Mientras trabajan, entre puntada y pincelada, se han contado sus historias tantas veces, que ya sus vidas parecen páginas de un único y deshojado libro. El mismo destino, las mismas noches de horror, el mismo ultraje, el mismo dolor. Aunque en el fondo casi todas saben que nadie vendrá por ellas, compartir la ilusión de otras, refuerza la propia. Juntas la espera se ha hecho más llevadera.
No son “mujeres de armas tomar”, son víctimas aferradas a la vida, que contrario a las amazonas, esas legendarias guerreras del mundo antiguo, huyeron de la violencia para garantizar la supervivencia propia y la de sus hijos. Los pueblos de donde huyeron, igual que sus recuerdos, quedaron estancados en el pasado. Arropadas por la maleza, las casas donde una vez fueron felices ya hacen parte del paisaje. De sus maridos no han sabido nada. Cansadas de esperar, algunas se buscaron otro compañero.
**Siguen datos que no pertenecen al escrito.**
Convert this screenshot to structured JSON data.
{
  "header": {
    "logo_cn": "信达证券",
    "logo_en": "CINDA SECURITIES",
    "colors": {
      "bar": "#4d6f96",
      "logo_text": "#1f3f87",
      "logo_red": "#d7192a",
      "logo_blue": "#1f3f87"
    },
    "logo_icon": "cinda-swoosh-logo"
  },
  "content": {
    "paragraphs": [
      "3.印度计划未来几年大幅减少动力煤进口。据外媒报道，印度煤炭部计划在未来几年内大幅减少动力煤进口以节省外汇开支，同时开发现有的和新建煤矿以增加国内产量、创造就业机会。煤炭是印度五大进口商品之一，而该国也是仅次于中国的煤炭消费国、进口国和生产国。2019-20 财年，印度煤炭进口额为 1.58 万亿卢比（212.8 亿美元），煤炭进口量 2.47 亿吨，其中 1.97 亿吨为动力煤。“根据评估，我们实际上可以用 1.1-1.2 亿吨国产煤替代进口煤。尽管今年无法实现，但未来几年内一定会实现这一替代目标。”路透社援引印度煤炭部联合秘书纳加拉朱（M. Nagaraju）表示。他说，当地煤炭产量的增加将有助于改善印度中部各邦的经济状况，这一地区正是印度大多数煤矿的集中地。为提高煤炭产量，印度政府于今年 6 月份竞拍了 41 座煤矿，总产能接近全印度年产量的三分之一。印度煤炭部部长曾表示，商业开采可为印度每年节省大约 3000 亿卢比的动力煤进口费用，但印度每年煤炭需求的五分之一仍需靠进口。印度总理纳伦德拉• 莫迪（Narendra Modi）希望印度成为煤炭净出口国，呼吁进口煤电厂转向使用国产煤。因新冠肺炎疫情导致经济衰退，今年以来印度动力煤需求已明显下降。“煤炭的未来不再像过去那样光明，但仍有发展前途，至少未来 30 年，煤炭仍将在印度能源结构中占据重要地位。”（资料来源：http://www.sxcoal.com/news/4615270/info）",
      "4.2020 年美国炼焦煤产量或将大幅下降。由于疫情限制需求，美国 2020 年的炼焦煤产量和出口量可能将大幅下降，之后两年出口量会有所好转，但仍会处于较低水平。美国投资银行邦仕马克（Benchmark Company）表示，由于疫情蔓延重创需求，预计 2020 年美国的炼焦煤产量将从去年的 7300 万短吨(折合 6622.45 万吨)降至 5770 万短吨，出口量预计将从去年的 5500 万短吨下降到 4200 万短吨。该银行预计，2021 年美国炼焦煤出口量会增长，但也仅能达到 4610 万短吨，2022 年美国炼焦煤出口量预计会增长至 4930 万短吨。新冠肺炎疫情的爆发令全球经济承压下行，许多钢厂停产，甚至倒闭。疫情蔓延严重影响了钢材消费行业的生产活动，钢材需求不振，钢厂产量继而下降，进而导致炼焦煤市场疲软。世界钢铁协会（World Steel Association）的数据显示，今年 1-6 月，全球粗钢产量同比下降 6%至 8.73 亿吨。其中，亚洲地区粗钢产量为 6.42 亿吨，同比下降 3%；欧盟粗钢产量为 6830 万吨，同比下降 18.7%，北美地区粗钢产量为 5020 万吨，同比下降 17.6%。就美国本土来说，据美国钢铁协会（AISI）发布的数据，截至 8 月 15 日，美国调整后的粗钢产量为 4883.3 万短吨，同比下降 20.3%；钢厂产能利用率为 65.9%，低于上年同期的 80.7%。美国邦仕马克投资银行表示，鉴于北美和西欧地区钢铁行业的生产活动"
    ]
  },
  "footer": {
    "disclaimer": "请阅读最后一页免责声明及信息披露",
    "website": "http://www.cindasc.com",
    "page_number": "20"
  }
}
Otras, confundidas o agobiadas por el hambre, tomaron rumbos desesperados.
Con nostalgia, Hermelinda evoca su historia:
―Cuando él se marchó, restos de cuerpos fueron vistos bajar por las aguas del río, pero nadie los reconoció. El pueblo fue abandonado y los pocos testigos que todavía lo habitaban no se atrevieron a sacarlos. Eran tiras de piel ajena, trozos anónimos, cuerpos sin esperanzas.
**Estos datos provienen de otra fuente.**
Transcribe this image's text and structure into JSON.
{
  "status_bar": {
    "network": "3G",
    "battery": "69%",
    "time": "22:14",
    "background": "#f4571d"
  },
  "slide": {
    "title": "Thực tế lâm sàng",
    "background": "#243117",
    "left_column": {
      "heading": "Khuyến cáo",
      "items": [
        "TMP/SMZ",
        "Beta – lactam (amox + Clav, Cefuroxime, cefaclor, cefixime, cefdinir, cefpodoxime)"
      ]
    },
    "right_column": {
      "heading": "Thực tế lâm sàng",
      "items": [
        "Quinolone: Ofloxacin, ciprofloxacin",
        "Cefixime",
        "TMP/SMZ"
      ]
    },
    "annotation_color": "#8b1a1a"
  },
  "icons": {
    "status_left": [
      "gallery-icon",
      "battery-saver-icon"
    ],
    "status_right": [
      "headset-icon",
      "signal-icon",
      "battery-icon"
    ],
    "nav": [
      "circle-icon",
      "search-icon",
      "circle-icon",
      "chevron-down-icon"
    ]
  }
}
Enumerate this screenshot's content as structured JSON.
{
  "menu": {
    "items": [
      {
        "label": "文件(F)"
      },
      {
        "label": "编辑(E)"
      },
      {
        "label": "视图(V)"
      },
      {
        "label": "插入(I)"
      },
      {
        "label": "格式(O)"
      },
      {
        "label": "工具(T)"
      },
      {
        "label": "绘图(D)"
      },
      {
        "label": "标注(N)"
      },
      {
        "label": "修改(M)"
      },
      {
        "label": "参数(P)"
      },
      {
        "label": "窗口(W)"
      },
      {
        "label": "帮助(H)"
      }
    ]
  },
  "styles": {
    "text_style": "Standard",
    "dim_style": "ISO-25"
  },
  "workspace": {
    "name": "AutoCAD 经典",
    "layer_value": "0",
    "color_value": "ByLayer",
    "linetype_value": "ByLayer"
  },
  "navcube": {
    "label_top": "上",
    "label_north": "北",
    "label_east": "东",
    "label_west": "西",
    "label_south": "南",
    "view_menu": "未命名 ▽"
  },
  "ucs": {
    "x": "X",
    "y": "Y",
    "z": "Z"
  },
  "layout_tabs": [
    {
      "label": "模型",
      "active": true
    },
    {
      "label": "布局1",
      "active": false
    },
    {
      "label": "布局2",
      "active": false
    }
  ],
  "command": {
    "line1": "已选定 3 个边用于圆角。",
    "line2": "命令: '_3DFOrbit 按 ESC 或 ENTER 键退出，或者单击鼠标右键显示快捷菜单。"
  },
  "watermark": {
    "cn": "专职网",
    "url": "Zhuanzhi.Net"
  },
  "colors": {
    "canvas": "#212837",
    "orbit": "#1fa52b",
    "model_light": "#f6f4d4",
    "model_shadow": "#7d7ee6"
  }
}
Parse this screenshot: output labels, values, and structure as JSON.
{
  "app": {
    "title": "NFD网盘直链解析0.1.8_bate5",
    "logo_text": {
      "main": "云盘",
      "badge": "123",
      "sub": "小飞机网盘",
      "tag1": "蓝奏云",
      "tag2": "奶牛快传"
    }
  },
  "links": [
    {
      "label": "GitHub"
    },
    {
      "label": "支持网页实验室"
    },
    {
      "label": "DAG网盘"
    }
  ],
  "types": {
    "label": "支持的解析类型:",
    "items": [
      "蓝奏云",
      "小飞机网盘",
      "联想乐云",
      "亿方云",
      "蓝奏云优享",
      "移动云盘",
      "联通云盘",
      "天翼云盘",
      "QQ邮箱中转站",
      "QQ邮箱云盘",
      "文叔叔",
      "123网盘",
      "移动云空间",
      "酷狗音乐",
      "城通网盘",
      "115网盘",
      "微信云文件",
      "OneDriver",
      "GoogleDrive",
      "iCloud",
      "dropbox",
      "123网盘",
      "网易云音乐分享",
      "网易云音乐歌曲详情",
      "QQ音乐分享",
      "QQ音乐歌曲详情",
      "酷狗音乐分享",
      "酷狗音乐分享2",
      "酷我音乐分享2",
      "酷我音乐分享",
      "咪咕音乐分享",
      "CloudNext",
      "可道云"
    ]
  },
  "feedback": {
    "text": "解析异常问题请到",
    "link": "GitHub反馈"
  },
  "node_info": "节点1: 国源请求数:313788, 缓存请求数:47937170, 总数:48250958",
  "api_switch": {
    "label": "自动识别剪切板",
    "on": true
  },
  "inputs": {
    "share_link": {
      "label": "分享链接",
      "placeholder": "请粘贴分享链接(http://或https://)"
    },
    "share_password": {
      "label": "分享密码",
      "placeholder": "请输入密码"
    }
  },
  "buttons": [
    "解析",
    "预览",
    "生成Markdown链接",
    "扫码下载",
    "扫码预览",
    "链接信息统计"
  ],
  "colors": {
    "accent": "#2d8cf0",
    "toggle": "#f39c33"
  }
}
Un hombre tocó la puerta de la casa una tarde; parecía confundido. Hacía dos días lo habían visto acechando en la esquina como perro sin dueño, sin destino, sin atreverse a llegar del todo.
― A la orden―, le dijo una de las mujeres por la ventana.
―¿Es verdad que aquí trabaja una Hermelinda Contreras Mena, con una hija de unos trece años? ―, preguntó.
―Y usted quién es― preguntó la mujer.
―Soy su marido de ella, seño―, dijo el hombre, con cara de agonía e incertidumbre; ―hace más de diez años que las estoy buscando y preguntando y preguntando he llegado hasta aquí.
La mujer lo hizo pasar a la sala mientras bajaba al taller donde trabajaba el resto, para contarle a Hermelinda con el corazón desbocado, que arriba estaba el marido que daba por muerto buscándola. Hermelinda se alistó el cabello, se arregló el vestido y se acomodó las chancletas.
La hija, que a esa hora bordaba con ellas después de salir del colegio, de sólo escuchar de la presencia de su padre, subió emocionada y se abalanzó sobre el hombre dándole un fuerte abrazo.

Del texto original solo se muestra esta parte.